In India's sixth-largest city, lines for water snake around city blocks, restaurants are turning away customers and a man was killed in a brawl over water. Chennai, with a population of almost 10 million, is nearly out of water.
In much of India, municipal water, drawn from reservoirs or groundwater, typically runs for only a couple of hours each day. That's the norm year-round. The affluent fill tanks on their roofs; the poor fill jerrycans and buckets.
But in Chennai this summer, the water is barely flowing at all. The government has dispatched water tankers to residential areas to fill the void. Still, some people in especially hard-hit areas have vacated their homes and moved in with relatives or friends.
Satellite images of the city's largest reservoir, Puzhal Lake, taken one year apart, reveal a chilling picture. Since June 2018, the lake has shrunk significantly. Puzhal is one of the four rain-fed reservoirs that supply water to most parts of Chennai.
Another picture shows the parched bed of Chembarambakkam Lake, another major reservoir. Its cracked surface is covered with dead fish.
"It's shocking but not surprising," says Tarun Gopalakrishnan, a climate change expert at the New Delhi-based Centre for Science and Environment. He says the crisis in Chennai is the result of "a toxic mix of bad governance and climate change."
Rains have become more erratic because of climate change. That, coupled with a delayed arrival of the seasonal monsoon, which usually comes in June, has all but dried up the city's water supply. Government data show that the storage level in the four lakes combined is less than one-hundredth of what it was at this time last year. A severe heat wave gripping most of India, including Chennai, has aggravated conditions.
What's happening in Chennai could easily happen anywhere across India, Gopalakrishnan says.
A 2018 government think tank report projected that 21 major Indian cities, including the capital, New Delhi, and India's IT hub, Bengaluru, will "run out of groundwater as soon as 2020." Approximately 100 million people would be affected, the report predicts.
In Chennai, residents are scrambling to conserve water.
"We stopped using showers for bathing. We use buckets so that we can ration the amount of water," says 33-year-old university professor Nivash Shanmugkam. His family also avoids using a washing machine for its laundry and washes clothes by hand as much as possible.

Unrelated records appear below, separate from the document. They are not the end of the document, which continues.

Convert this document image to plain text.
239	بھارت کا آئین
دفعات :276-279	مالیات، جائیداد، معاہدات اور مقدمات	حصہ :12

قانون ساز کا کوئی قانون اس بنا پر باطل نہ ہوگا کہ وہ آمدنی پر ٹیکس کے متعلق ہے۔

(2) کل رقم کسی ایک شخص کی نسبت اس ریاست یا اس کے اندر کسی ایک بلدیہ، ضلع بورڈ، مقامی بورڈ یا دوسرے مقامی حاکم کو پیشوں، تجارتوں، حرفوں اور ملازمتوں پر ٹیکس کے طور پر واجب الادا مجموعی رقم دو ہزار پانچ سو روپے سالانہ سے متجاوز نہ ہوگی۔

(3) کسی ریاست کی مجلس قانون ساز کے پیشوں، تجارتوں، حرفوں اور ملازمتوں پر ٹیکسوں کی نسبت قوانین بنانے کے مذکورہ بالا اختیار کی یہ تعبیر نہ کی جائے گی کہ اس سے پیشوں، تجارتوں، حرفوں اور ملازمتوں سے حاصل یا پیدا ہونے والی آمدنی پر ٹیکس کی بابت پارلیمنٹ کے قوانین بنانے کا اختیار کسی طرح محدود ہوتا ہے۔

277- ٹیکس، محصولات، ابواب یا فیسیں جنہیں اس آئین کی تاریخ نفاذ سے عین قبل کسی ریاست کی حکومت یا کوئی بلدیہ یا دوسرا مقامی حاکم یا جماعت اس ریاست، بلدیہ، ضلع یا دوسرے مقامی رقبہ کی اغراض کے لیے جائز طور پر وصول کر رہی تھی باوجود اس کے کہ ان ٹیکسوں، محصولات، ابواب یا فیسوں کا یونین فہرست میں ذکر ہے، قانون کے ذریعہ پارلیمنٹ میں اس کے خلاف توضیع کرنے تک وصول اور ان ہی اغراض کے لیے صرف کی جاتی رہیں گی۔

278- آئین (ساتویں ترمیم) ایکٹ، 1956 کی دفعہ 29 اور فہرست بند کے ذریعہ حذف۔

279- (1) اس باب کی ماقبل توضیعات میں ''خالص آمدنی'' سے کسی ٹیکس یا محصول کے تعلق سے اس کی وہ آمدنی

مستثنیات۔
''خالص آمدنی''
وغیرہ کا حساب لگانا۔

Public institutions are suffering. Hospitals and nursing homes are charging more for services to cover the increased cost of water, according to the local press. There are also reports that toilets at schools are dirty due to a lack of water.
A scuffle over water turned deadly for a 33-year-old man when he tried to stop another man and his sons from siphoning large amounts of water from a public tank this month.
Businesses and offices have been affected too. Amit Agarwal, a 28-year-old IT professional in Chennai, has been working from home for the past few days because there is no water in the bathrooms in his office. Many tech companies have been advising employees to do the same.
In Chennai's shopping malls, restrooms are operational only on some floors.
The rich can buy additional deliveries of water from private tankers, sometimes at exorbitant rates. Poor people living in slums simply can't afford to pay.
The response of the government of Tamil Nadu, the state whose capital is Chennai, has ranged from downplaying the extent of the crisis to praying to the rain gods.
"There has been a water shortage in several areas due to monsoon deficit. The government is taking several steps," Tamil Nadu Chief Minister Edappadi Palaniswami told reporters on Friday.
Those steps include a special train that will soon begin transporting 10 million liters of water per day – that's about 2.6 million gallons — to Chennai from another part of the state. After initially turning down donations, Tamil Nadu has accepted an offer of aid of 2 million liters of drinking water from a neighboring state, Kerala.
Opposition politicians in Tamil Nadu are staging protests. Dozens of women carrying colorful plastic water pots with slogans written on them gathered in Chennai this week to criticize the government for its handling of the water crisis.
One thing that could have possibly averted this acute water shortage? Rainwater harvesting.
In 2002, the government of Tamil Nadu passed legislation that mandated rainwater-harvesting structures on all buildings, including private homes, in the city. The goal: to capture rainwater and store it for later use. It was a revolutionary idea. When the city got hit with heavy monsoon rains a few years later, rainwater harvesting raised the water table enough to last the city until 2016, says Sekhar Raghavan, director of the Chennai-based nonprofit The Rain Centre.
But the government failed to monitor the rainwater-harvesting structures, which meant a lot of them didn't work properly.
"This is a wake-up call for the government and citizens," he says.
Raghavan says he's now getting calls from people asking about how they can properly harvest every drop of rainwater.
Anticipating inadequate rainfall and planning for acute water shortages are further complicated by climate change.
"The fear associated with climate change is not the fear of knowing that everything is going to be worse," says Gopalakrishnan. "It's the fear of not knowing."
While they may not necessarily light ceremonial fires for rain like their elected leaders, Chennai residents will nevertheless be praying for a downpour soon.
NPR correspondent Lauren Frayer contributed to this report from New Delhi.